One consultant psychiatrist wrote: "Considering the paranoid and belligerent state he finds himself during the binges, there is a real risk that he may be killed during one of these altercations. I am in absolutely no doubt that he must abstain completely from all mind-altering substances."

The taxi driver David Hay said Saunders had made several strange phone calls as he drove him home across west London on the afternoon of his death.

Mr Hay added that when he handed the barrister his change, "He looked straight at me, and just said 'I'm going to die'. His eyes were large and bulging – I could see the terror in his eyes. It was scary, like he was on drugs."

Saunders' widow, Elizabeth, said her husband had abstained from alcohol for two months before the incident, but had been drinking on the day it happened. The barrister had taken cocaine over the previous 48 hours and was on antidepressants at the time he died, the inquest heard.

Saunders is thought to have fired the first shot at around 4.40pm, while he was on the phone to his friend and fellow barrister Michael Bradley. Ivor Treherne, a senior clerk at his legal chambers, Queen Elizabeth Buildings in London's Temple, heard another shot being fired minutes later.

Mr Treherne told investigators: "He said: 'I've got my gun out and I've already shot it'. He said 'Listen', and he fired the gun. I said: 'Stop being stupid, put the gun down'. He said 'It's too late, I've already fired the gun and the police are here already'."

The inquest heard that an officer returned fire from his position in nearby Bywater Street after Saunders shot at him. The owner of the house said the officer had asked a radio controller for "permission to engage" before pulling the trigger.

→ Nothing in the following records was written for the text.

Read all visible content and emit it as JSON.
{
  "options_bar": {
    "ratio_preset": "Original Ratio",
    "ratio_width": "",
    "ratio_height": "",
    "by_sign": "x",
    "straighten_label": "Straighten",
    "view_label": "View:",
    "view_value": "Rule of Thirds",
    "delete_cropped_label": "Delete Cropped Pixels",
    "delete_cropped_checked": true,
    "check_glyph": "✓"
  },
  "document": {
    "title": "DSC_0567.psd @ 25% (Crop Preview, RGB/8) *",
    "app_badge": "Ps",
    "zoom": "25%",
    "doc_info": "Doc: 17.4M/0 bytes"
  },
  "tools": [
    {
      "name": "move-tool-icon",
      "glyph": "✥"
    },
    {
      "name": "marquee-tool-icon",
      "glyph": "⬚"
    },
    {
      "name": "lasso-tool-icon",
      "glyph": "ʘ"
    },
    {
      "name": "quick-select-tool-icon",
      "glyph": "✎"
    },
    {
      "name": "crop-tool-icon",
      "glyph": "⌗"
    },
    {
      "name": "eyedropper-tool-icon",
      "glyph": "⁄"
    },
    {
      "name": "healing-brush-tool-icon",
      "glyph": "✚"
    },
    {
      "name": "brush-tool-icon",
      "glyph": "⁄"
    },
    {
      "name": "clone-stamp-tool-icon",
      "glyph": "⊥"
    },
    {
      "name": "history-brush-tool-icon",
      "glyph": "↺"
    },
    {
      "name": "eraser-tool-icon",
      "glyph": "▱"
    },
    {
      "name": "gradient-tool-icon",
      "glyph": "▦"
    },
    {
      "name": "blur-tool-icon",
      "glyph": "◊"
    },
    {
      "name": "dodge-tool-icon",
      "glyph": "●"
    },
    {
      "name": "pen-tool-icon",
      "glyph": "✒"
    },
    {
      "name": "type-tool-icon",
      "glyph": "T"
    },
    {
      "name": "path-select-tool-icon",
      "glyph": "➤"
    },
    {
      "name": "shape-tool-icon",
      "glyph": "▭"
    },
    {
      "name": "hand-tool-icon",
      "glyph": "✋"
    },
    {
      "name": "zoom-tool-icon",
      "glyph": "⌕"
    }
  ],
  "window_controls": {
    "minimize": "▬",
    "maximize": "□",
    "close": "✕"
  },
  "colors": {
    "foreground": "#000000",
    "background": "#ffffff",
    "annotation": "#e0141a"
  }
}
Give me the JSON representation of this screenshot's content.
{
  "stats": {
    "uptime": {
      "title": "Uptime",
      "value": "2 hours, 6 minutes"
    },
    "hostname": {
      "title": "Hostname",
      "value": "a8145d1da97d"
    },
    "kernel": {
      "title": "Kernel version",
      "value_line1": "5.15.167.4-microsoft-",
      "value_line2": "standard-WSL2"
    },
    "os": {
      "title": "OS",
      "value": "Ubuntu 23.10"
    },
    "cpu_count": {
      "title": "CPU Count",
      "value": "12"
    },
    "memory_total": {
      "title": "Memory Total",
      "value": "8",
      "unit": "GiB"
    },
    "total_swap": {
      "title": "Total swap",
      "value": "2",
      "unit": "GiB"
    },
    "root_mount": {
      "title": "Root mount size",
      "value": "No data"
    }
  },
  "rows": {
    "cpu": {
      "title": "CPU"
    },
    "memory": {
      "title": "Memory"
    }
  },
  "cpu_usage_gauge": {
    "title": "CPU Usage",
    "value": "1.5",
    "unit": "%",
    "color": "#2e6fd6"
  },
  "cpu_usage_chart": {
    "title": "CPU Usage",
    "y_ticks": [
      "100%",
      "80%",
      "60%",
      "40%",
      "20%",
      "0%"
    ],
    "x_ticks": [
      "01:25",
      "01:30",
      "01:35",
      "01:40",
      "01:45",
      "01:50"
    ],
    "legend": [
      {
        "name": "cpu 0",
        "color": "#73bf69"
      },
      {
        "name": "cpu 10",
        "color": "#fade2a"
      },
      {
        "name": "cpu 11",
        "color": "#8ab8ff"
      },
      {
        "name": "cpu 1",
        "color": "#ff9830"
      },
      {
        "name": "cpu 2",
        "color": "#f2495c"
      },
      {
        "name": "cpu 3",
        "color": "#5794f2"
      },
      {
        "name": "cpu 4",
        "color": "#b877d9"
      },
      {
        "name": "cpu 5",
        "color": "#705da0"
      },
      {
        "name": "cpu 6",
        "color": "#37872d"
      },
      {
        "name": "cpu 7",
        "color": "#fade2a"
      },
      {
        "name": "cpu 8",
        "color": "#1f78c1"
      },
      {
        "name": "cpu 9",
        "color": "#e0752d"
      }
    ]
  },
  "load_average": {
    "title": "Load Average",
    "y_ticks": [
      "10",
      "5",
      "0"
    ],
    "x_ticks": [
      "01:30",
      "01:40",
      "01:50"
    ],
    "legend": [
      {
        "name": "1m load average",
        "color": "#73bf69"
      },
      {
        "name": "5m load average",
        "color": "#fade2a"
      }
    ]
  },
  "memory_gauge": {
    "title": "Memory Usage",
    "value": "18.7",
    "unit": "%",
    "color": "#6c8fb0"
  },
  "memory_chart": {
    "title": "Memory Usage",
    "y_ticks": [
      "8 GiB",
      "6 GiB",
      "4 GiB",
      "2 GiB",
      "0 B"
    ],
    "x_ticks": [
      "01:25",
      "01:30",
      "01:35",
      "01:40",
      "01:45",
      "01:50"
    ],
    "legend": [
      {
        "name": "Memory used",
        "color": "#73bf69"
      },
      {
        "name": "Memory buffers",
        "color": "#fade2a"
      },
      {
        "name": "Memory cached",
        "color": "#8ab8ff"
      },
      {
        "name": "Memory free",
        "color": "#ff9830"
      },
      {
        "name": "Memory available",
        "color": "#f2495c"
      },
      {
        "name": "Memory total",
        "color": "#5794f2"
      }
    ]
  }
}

The inquest heard that Saunders repeatedly asked negotiators if he could speak to his wife, but that she had been told to turn off her phone when she arrived at the scene. She turned it back on after she was told her husband was dead at about 10.30pm and found a blank text message from him. "That would have been the only time in our relationship that he sent me a text message and he did not get an immediate call from me," she said. The inquest is expected to last up to three weeks.